On Thursday morning we were back at nuclear medicine. As I carried Liam into the room, I was directed to a different area behind a linen storage closet where another MIBG scanner was located. Without the benefit of walls to frame the scanner, it looked even bigger and more intimidating. Any change in schedule throws Liam for a loop. He wasn’t prepared to be in a different area, but I showed him it was exactly the same machine. He was very quiet but he was OK. And then he was asleep in my arms. And again I was placing his anesthesia-limp body on a scanner bed and praying. As I was walking out of the room, his nurse asked us where we were going to meet him, a question that confused me since I’ve only met Liam in the same room when the test was over. Did something change? Were things different? “He’s having bone marrows done today,” said his nurse. “No – He’s not,” I said. And then started a “what are you talking about” conversation as Liam is asleep on the table. It’s challenging enough on a daily basis weaving a web of explanations and expectations for Liam to be comfortable of the situation he’s in. To have a surprise thrown at you that I can’t even explain to him because he’s already under anesthesia threatens is challenging. I absolutely hate leaving Liam in a room to be scanned. I hate leaving him. But I did to try to figure out what was going on. Guess what? Someone forgot to call us to tell us there was a change. Thanks for the notice.
After Liam woke up in another room with four bandages covering the spots where a needle was injected into his pelvis to draw bone marrow, he was a bit perplexed about where he was. And when he wanted to know why he had new bandages, I quickly explained that one of the things they needed to do when taking his picture was to take a little blood. And the bandages covered where they took the blood. He was fine. What he didn’t like was discovering a cup sealed to his private parts to collect his pee.

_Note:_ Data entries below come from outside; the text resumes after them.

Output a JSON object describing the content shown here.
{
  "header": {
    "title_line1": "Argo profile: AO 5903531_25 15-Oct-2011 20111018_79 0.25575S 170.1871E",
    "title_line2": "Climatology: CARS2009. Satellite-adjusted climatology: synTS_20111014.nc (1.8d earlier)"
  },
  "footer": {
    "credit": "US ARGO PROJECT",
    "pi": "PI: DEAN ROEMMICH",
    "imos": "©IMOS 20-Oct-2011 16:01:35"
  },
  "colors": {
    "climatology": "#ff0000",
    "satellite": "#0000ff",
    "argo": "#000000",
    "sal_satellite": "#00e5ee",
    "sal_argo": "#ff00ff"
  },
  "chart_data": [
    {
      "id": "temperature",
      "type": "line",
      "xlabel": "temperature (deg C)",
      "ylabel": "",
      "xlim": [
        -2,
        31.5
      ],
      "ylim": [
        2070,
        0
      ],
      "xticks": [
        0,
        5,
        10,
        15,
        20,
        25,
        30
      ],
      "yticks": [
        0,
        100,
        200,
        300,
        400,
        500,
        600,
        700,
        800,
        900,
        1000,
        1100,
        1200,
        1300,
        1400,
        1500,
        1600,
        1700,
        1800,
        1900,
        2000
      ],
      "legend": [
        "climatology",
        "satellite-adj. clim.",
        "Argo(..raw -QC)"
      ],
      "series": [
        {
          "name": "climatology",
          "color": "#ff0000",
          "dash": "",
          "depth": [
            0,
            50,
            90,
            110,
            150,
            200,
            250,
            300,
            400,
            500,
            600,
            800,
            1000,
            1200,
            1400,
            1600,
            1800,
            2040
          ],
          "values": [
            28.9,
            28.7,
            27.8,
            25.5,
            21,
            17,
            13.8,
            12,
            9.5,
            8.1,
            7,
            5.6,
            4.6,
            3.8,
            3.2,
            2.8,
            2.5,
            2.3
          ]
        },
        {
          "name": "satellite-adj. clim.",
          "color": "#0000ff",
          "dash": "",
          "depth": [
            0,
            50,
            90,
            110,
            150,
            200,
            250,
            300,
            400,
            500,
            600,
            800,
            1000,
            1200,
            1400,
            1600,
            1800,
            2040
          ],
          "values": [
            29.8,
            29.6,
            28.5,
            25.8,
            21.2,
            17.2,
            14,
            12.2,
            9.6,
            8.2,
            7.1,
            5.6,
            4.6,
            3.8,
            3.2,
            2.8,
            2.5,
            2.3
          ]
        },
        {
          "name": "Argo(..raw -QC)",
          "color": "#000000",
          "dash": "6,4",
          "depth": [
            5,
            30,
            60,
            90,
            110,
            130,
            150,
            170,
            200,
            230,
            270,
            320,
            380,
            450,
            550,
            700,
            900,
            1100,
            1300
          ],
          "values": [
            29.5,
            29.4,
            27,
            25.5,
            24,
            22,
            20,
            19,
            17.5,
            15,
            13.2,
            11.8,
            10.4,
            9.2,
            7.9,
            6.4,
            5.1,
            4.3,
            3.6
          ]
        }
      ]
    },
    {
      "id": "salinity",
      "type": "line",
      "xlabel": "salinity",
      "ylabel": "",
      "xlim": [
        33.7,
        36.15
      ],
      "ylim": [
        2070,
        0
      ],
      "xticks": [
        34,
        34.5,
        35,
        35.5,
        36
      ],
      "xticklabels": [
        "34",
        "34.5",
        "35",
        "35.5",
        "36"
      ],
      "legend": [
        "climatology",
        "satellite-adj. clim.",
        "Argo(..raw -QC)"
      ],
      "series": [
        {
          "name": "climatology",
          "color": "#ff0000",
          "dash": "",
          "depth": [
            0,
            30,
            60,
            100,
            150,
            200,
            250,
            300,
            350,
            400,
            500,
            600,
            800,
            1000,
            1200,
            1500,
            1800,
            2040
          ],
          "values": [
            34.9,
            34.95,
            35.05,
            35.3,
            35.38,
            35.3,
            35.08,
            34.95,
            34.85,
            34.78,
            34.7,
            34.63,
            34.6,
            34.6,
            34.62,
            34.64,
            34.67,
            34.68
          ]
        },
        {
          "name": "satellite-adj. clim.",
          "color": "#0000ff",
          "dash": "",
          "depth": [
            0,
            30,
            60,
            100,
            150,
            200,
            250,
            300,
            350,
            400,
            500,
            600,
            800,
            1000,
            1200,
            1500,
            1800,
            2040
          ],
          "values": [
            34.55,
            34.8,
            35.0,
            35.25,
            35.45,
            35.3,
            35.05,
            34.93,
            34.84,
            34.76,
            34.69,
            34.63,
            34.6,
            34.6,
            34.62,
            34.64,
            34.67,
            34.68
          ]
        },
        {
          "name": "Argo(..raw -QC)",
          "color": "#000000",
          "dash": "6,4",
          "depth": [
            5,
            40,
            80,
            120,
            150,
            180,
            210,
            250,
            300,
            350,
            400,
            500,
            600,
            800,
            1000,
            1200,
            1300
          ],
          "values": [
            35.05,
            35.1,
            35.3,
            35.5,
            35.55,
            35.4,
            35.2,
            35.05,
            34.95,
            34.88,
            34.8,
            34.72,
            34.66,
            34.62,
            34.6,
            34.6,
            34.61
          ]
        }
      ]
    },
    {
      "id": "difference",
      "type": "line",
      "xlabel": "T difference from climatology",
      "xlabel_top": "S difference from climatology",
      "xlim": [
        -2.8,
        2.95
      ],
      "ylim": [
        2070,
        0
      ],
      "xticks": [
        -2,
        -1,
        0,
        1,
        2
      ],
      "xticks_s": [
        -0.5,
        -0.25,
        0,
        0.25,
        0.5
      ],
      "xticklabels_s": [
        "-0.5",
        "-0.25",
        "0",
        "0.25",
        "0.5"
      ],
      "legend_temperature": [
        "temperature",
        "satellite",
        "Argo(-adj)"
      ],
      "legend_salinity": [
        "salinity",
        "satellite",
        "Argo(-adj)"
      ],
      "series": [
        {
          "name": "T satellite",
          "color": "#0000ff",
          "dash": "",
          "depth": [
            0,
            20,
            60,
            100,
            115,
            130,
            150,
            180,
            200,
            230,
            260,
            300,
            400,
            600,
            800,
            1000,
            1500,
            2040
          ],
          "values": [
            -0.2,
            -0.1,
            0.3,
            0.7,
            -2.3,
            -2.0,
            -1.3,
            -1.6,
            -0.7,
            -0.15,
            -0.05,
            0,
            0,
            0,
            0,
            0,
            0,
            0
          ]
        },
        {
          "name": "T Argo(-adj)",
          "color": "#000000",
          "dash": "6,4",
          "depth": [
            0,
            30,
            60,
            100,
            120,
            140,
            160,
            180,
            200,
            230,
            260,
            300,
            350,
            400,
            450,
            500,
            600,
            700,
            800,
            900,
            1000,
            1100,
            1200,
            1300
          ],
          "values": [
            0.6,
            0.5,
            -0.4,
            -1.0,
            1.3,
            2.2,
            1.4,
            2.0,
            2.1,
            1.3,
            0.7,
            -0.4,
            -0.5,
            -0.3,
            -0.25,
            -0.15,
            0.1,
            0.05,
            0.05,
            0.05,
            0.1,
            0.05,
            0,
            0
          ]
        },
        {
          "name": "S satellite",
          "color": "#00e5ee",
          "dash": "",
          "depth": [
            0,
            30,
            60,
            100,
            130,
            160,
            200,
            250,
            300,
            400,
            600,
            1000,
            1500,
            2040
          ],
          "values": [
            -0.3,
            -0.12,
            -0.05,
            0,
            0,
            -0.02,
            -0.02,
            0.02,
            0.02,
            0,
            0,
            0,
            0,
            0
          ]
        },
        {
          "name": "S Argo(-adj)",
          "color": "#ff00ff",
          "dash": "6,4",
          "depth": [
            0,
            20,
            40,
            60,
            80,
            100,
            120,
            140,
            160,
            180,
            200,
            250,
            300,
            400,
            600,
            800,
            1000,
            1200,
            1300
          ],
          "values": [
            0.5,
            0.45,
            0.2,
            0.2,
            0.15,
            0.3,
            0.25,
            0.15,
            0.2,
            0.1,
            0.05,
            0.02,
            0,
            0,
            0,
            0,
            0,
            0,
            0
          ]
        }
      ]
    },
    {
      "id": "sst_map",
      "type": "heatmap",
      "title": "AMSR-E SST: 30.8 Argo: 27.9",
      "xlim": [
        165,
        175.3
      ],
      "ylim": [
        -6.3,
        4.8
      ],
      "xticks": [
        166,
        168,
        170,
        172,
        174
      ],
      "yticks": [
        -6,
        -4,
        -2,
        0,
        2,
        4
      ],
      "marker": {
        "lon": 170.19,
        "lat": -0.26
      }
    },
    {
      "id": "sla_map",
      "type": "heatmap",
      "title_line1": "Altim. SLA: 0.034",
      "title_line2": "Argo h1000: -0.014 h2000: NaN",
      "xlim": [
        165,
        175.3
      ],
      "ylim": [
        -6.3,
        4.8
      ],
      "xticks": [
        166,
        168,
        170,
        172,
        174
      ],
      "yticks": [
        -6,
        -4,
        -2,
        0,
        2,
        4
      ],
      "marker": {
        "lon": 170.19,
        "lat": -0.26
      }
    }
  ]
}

It was initially covered with a diaper, but eventually he noticed a tube snaking out from his diaper which led to a whole discussion about what it was and what it was doing. And then what we thought was going to be a short day at the hospital turned into one very long day with urine collection, a blood transfusion (thank you donor), a platelet transfusion (thank you donor) and hours of urine collection. Liam took everything in stride. He was fine with every explanation, was familiar with the transfusion process, and took it all Liam-style…calm, cool and inquisitive. The end of the day was capped off trying to get him to pee. The cup made him nervous and he wouldn’t pee…even though he had been receiving fluids all day. He was so uncomfortable that he had to lie down. But he wouldn’t pee. We explained to him that we needed him to pee in order to leave. We told him it was really important. He made up a song about pee. The nurse increased the amount of fluid he was receiving to try and get things moving. He said he didn’t want to go. We took a walk. Half way to the fish tank, he started peeing and peeing and peeing. It was a good thing.
And now we wait. Today at 10:30 a.m. we have a meeting with Dr. Kushner to go over the test results.